Falando da estrutura do novo filme, não poderia ser mais certeiro utilizar o formato de mockumentary (falso documentário) já feito antes. No meio de encenações e interações com pessoas reais, o que salta com clareza aos olhos do espectador são os diálogos malucos entre Borat e Tutar, encontrando eco nas críticas veladas aos preceitos religiosos ainda mantidos no século 21, capazes de tolerar a pedofilia e o incesto, ou à construção de uma elite patriarcal cada dia mais escancarada.

O destaque, inclusive, fica para a atuação perfeita da atriz búlgara Maria Bakalova, como a filha recém-descoberta, que tem um timing perfeito para as situações vivenciadas pelas mulheres até hoje e propostas no longa. O ápice, quase impossível de não citar, está na interação dela com Rudy Giuliani, atual advogado de Trump que surge no longa em uma cena real e extremamente comprometedora.
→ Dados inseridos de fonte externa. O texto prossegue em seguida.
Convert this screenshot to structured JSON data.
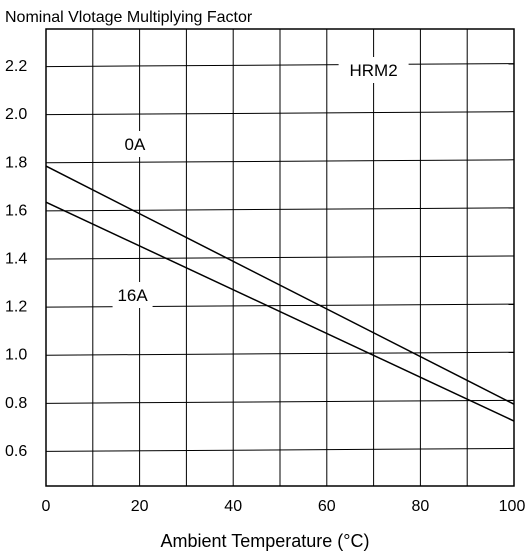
{
  "chart_data": {
    "type": "line",
    "title": "Nominal Vlotage Multiplying Factor",
    "xlabel": "Ambient Temperature (°C)",
    "ylabel": "",
    "model_label": "HRM2",
    "xlim": [
      0,
      100
    ],
    "ylim": [
      0.45,
      2.35
    ],
    "x_ticks": [
      0,
      20,
      40,
      60,
      80,
      100
    ],
    "x_tick_labels": [
      "0",
      "20",
      "40",
      "60",
      "80",
      "100"
    ],
    "y_ticks": [
      0.6,
      0.8,
      1.0,
      1.2,
      1.4,
      1.6,
      1.8,
      2.0,
      2.2
    ],
    "y_tick_labels": [
      "0.6",
      "0.8",
      "1.0",
      "1.2",
      "1.4",
      "1.6",
      "1.8",
      "2.0",
      "2.2"
    ],
    "grid": true,
    "series": [
      {
        "name": "0A",
        "x": [
          0,
          100
        ],
        "y": [
          1.78,
          0.79
        ]
      },
      {
        "name": "16A",
        "x": [
          0,
          100
        ],
        "y": [
          1.63,
          0.72
        ]
      }
    ]
  }
}
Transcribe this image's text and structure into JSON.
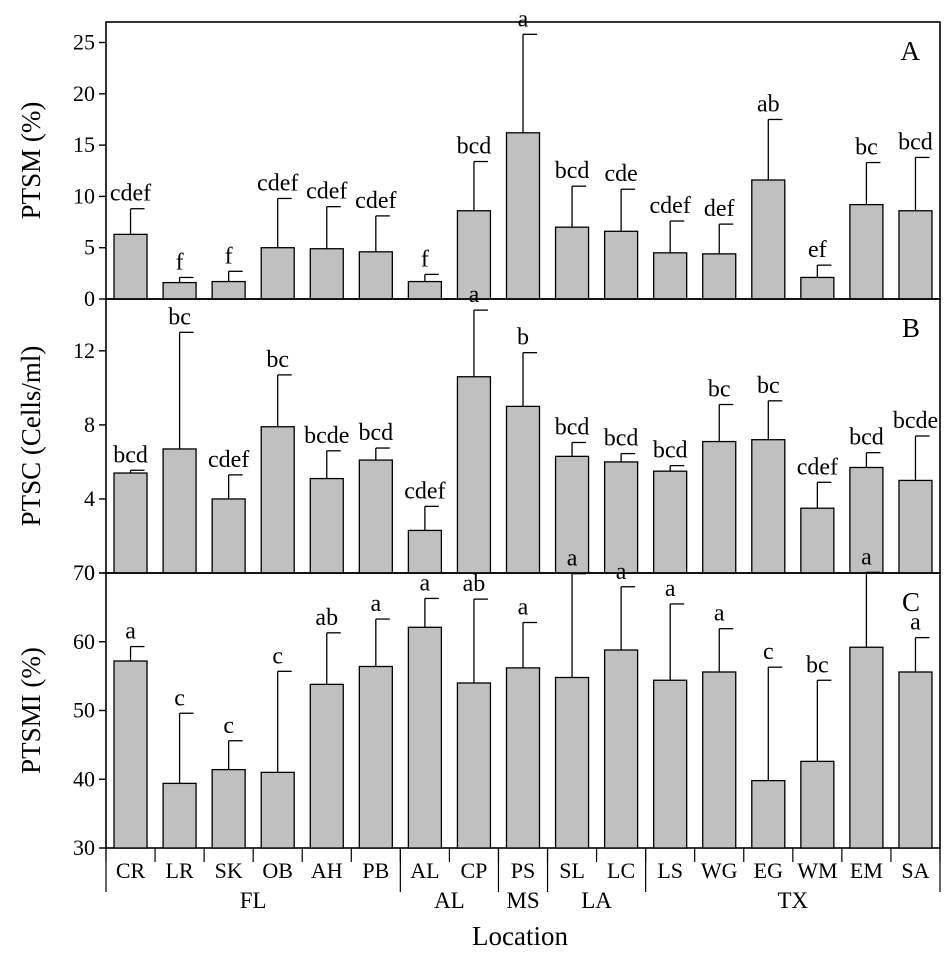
{
  "chart_data": {
    "type": "bar",
    "categories": [
      "CR",
      "LR",
      "SK",
      "OB",
      "AH",
      "PB",
      "AL",
      "CP",
      "PS",
      "SL",
      "LC",
      "LS",
      "WG",
      "EG",
      "WM",
      "EM",
      "SA"
    ],
    "groups": [
      {
        "label": "FL",
        "categories": [
          "CR",
          "LR",
          "SK",
          "OB",
          "AH",
          "PB"
        ]
      },
      {
        "label": "AL",
        "categories": [
          "AL",
          "CP"
        ]
      },
      {
        "label": "MS",
        "categories": [
          "PS"
        ]
      },
      {
        "label": "LA",
        "categories": [
          "SL",
          "LC"
        ]
      },
      {
        "label": "TX",
        "categories": [
          "LS",
          "WG",
          "EG",
          "WM",
          "EM",
          "SA"
        ]
      }
    ],
    "xlabel": "Location",
    "bar_color": "#c0c0c0",
    "panels": [
      {
        "panel": "A",
        "ylabel": "PTSM (%)",
        "ylim": [
          0,
          27
        ],
        "yticks": [
          0,
          5,
          10,
          15,
          20,
          25
        ],
        "values": [
          6.3,
          1.6,
          1.7,
          5.0,
          4.9,
          4.6,
          1.7,
          8.6,
          16.2,
          7.0,
          6.6,
          4.5,
          4.4,
          11.6,
          2.1,
          9.2,
          8.6
        ],
        "errors": [
          2.5,
          0.5,
          1.0,
          4.8,
          4.1,
          3.5,
          0.7,
          4.8,
          9.6,
          4.0,
          4.1,
          3.1,
          2.9,
          5.9,
          1.2,
          4.1,
          5.2
        ],
        "letters": [
          "cdef",
          "f",
          "f",
          "cdef",
          "cdef",
          "cdef",
          "f",
          "bcd",
          "a",
          "bcd",
          "cde",
          "cdef",
          "def",
          "ab",
          "ef",
          "bc",
          "bcd"
        ]
      },
      {
        "panel": "B",
        "ylabel": "PTSC (Cells/ml)",
        "ylim": [
          0,
          14.8
        ],
        "yticks": [
          0,
          4,
          8,
          12
        ],
        "values": [
          5.4,
          6.7,
          4.0,
          7.9,
          5.1,
          6.1,
          2.3,
          10.6,
          9.0,
          6.3,
          6.0,
          5.5,
          7.1,
          7.2,
          3.5,
          5.7,
          5.0
        ],
        "errors": [
          0.15,
          6.3,
          1.3,
          2.8,
          1.5,
          0.65,
          1.3,
          3.6,
          2.9,
          0.75,
          0.45,
          0.3,
          2.0,
          2.1,
          1.4,
          0.8,
          2.4
        ],
        "letters": [
          "bcd",
          "bc",
          "cdef",
          "bc",
          "bcde",
          "bcd",
          "cdef",
          "a",
          "b",
          "bcd",
          "bcd",
          "bcd",
          "bc",
          "bc",
          "cdef",
          "bcd",
          "bcde"
        ]
      },
      {
        "panel": "C",
        "ylabel": "PTSMI (%)",
        "ylim": [
          30,
          70
        ],
        "yticks": [
          30,
          40,
          50,
          60,
          70
        ],
        "values": [
          57.2,
          39.4,
          41.4,
          41.0,
          53.8,
          56.4,
          62.1,
          54.0,
          56.2,
          54.8,
          58.8,
          54.4,
          55.6,
          39.8,
          42.6,
          59.2,
          55.6
        ],
        "errors": [
          2.1,
          10.2,
          4.2,
          14.7,
          7.5,
          6.9,
          4.2,
          12.2,
          6.6,
          15.1,
          9.2,
          11.1,
          6.3,
          16.5,
          11.8,
          10.9,
          5.0
        ],
        "letters": [
          "a",
          "c",
          "c",
          "c",
          "ab",
          "a",
          "a",
          "ab",
          "a",
          "a",
          "a",
          "a",
          "a",
          "c",
          "bc",
          "a",
          "a"
        ]
      }
    ]
  }
}
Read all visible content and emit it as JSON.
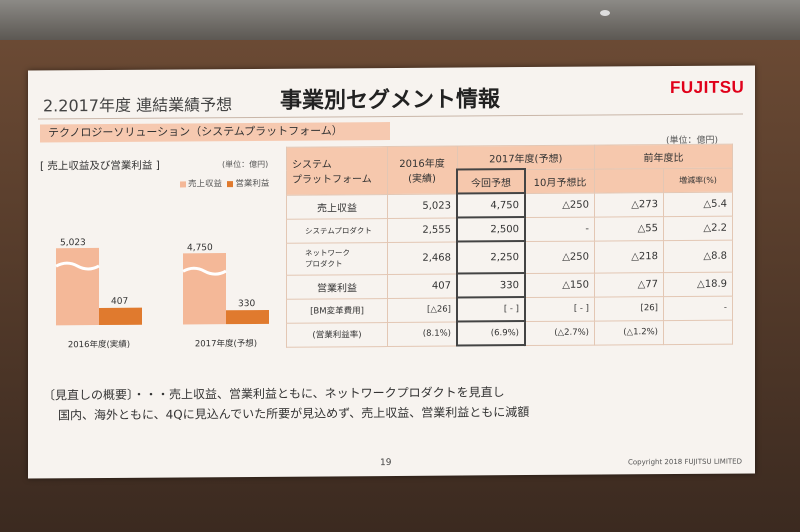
{
  "slide": {
    "title_left": "2.2017年度 連結業績予想",
    "title_main": "事業別セグメント情報",
    "logo": "FUJITSU",
    "segment_label": "テクノロジーソリューション（システムプラットフォーム）",
    "unit_top": "(単位：億円)",
    "page_number": "19",
    "copyright": "Copyright 2018 FUJITSU LIMITED"
  },
  "chart_panel": {
    "title": "[ 売上収益及び営業利益 ]",
    "unit": "(単位：億円)",
    "legend_revenue": "売上収益",
    "legend_profit": "営業利益"
  },
  "chart_data": {
    "type": "bar",
    "categories": [
      "2016年度(実績)",
      "2017年度(予想)"
    ],
    "series": [
      {
        "name": "売上収益",
        "values": [
          5023,
          4750
        ],
        "labels": [
          "5,023",
          "4,750"
        ],
        "color": "#f4b898"
      },
      {
        "name": "営業利益",
        "values": [
          407,
          330
        ],
        "labels": [
          "407",
          "330"
        ],
        "color": "#e07a2e"
      }
    ],
    "broken_axis": true
  },
  "table": {
    "header": {
      "col0": "システム\nプラットフォーム",
      "col1": "2016年度\n(実績)",
      "col2_group": "2017年度(予想)",
      "col2": "今回予想",
      "col3": "10月予想比",
      "col4_group": "前年度比",
      "col5": "増減率(%)"
    },
    "rows": [
      {
        "label": "売上収益",
        "v2016": "5,023",
        "forecast": "4,750",
        "vs_oct": "△250",
        "yoy": "△273",
        "rate": "△5.4"
      },
      {
        "label": "システムプロダクト",
        "v2016": "2,555",
        "forecast": "2,500",
        "vs_oct": "-",
        "yoy": "△55",
        "rate": "△2.2"
      },
      {
        "label": "ネットワーク\nプロダクト",
        "v2016": "2,468",
        "forecast": "2,250",
        "vs_oct": "△250",
        "yoy": "△218",
        "rate": "△8.8"
      },
      {
        "label": "営業利益",
        "v2016": "407",
        "forecast": "330",
        "vs_oct": "△150",
        "yoy": "△77",
        "rate": "△18.9"
      },
      {
        "label": "[BM変革費用]",
        "v2016": "[△26]",
        "forecast": "[ - ]",
        "vs_oct": "[ - ]",
        "yoy": "[26]",
        "rate": "-"
      },
      {
        "label": "(営業利益率)",
        "v2016": "(8.1%)",
        "forecast": "(6.9%)",
        "vs_oct": "(△2.7%)",
        "yoy": "(△1.2%)",
        "rate": ""
      }
    ]
  },
  "notes": {
    "line1": "〔見直しの概要〕・・・売上収益、営業利益ともに、ネットワークプロダクトを見直し",
    "line2": "国内、海外ともに、4Qに見込んでいた所要が見込めず、売上収益、営業利益ともに減額"
  }
}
Ouça o podcast 'Diz, mulher', com Gabriela Dourado:

Nesse caminho, não dá pra deixar de citar o trabalho feito na abordagem da crise do novo coronavírus na história do filme, gravado na época do início da explosão de casos de Covid-19. Borat chega a interagir com homens crentes na tese da fabricação do "vírus chinês", que questionam o uso das máscaras de proteção, fazem uma ode surreal ao ódio pelos democratas e ainda parecem apoiar Trump mesmo com sinais claros da completa inabilidade do mesmo.

As risadas, claro, são quase instantâneas por serem a pura expressão do absurdo, algo capaz de gerar identificação no vivenciado por todos nós em meio ao dia a dia da confusão que tem se tornado o ano de 2020. É por aí que surge a cristalização de como os ideiais violentos parecem ter controlado e adoecido junto de uma sociedade já corroída.

No geral, “Borat: Fita de Cinema Seguinte” consegue arrancar as risadas de quem assiste de forma desconfortável, ao evidenciar que, no fim das contas, não existe motivo nenhum para encontrar a mínima "graça" no que enxergamos quando estamos fora do espectro de retrocesso. Quando o de pior aparece em cena -fique atento às menções de nazismo que enojam fortemente qualquer pessoa sensata- o sentimento mais evidente é o de medo e, em seguida, o de questionamento: afinal de contas, o que o futuro nos reserva é mais de tudo isso?

Pelo visto, enquanto o negacionismo for tão incisivo como o presenciado nessa história, tempos complicados ainda estarão por vir.